Presumably “Prospero” is a codename inspired by the character from Shakespeare. Most likely the collector merely values his privacy, a cynic could imagine someone whose fortunes were reversed by the 2008 financial meltdown or the recent revolutions in the Middle East. Perhaps we will see more details in December when the catalog is published; perhaps we will have to wait decades for the codename to be explained.
Many of the coins in the brochure have a provenance listed. The gold coin I chose to illustrate the blog post with is "ex-Kunstfreund"; I don't know of that collection. The Syracusan dekadrachm is from the Nelson Baker Hunt sale (Sotheby's 1991). None of the listed provenances is later than that. Some of the other provenances listed in the brochure are Countess de Behague Collection (1984), R. C. Lockett (Glendening, 1958), Jameson (all published by 1932), Garrett (Bowers, 1980), Arnold Mallinson (Spink, 1984), and Giesecke (I couldn't find his auction but he collected in the 1930s and 1940s).

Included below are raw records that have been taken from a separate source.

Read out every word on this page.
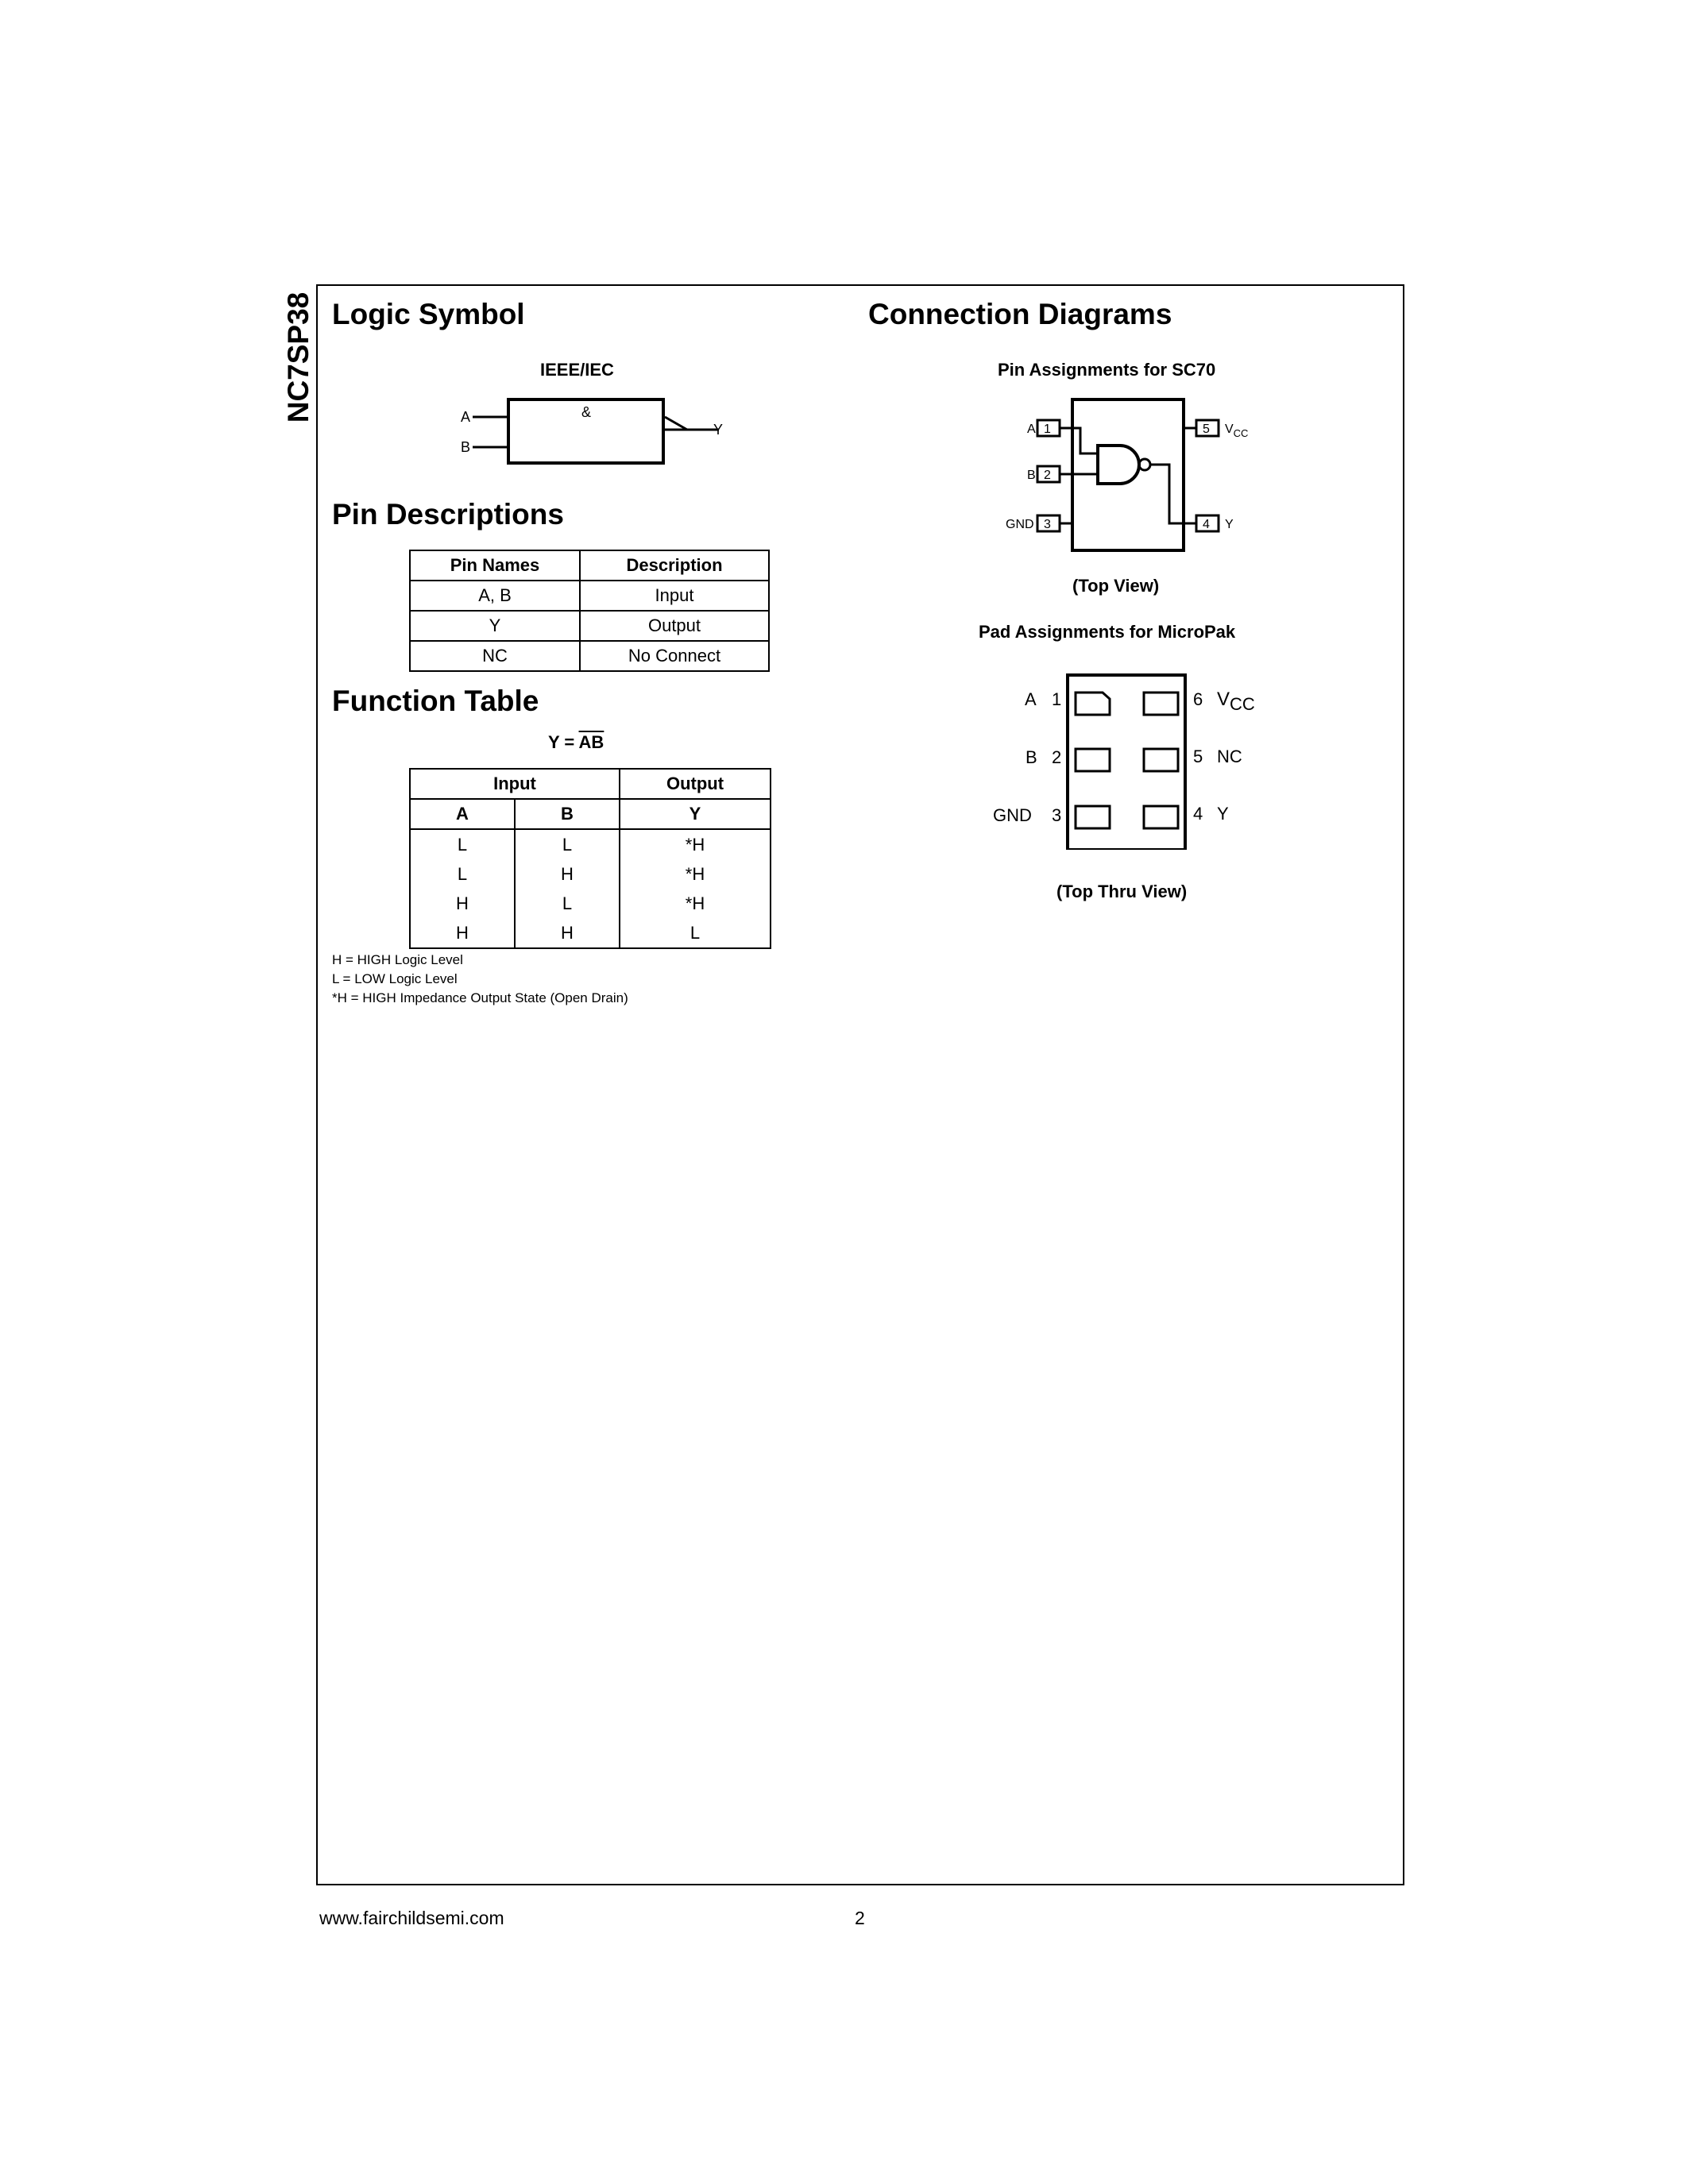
NC7SP38 Logic Symbol
IEEE/IEC
A
B
&
Y
Pin Descriptions
Pin Names	Description
A, B	Input
Y	Output
NC	No Connect
Function Table
$Y = \overline{AB}$
Input		Output
A	B	Y
L	L	*H
L	H	*H
H	L	*H
H	H	L
H = HIGH Logic Level
L = LOW Logic Level
*H = HIGH Impedance Output State (Open Drain)
Connection Diagrams
Pin Assignments for SC70
1
2
3	4
5
A
B
GND	Y
$V_{CC}$
(Top View)
Pad Assignments for MicroPak
A 1
B 2
GND 3	4 Y
5 NC
6 VCC
(Top Thru View)
www.fairchildsemi.com	2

Beautiful collection. Obviously the highlight of the decade.
The Kunstfreund auction was a very important auction held in 1974 by Bank Leu and Munzen & Medaillen and had a total of 253 lots, all ancient Greek coins. The coin you used for your blogpost was listed as nr. 161 and sold for 62.000 Swiss franks (hammerprice).
It will be interesting to see what it will do in todays market.
The Abydos unique gold was bought by Joel Malter for an undisclosed collector.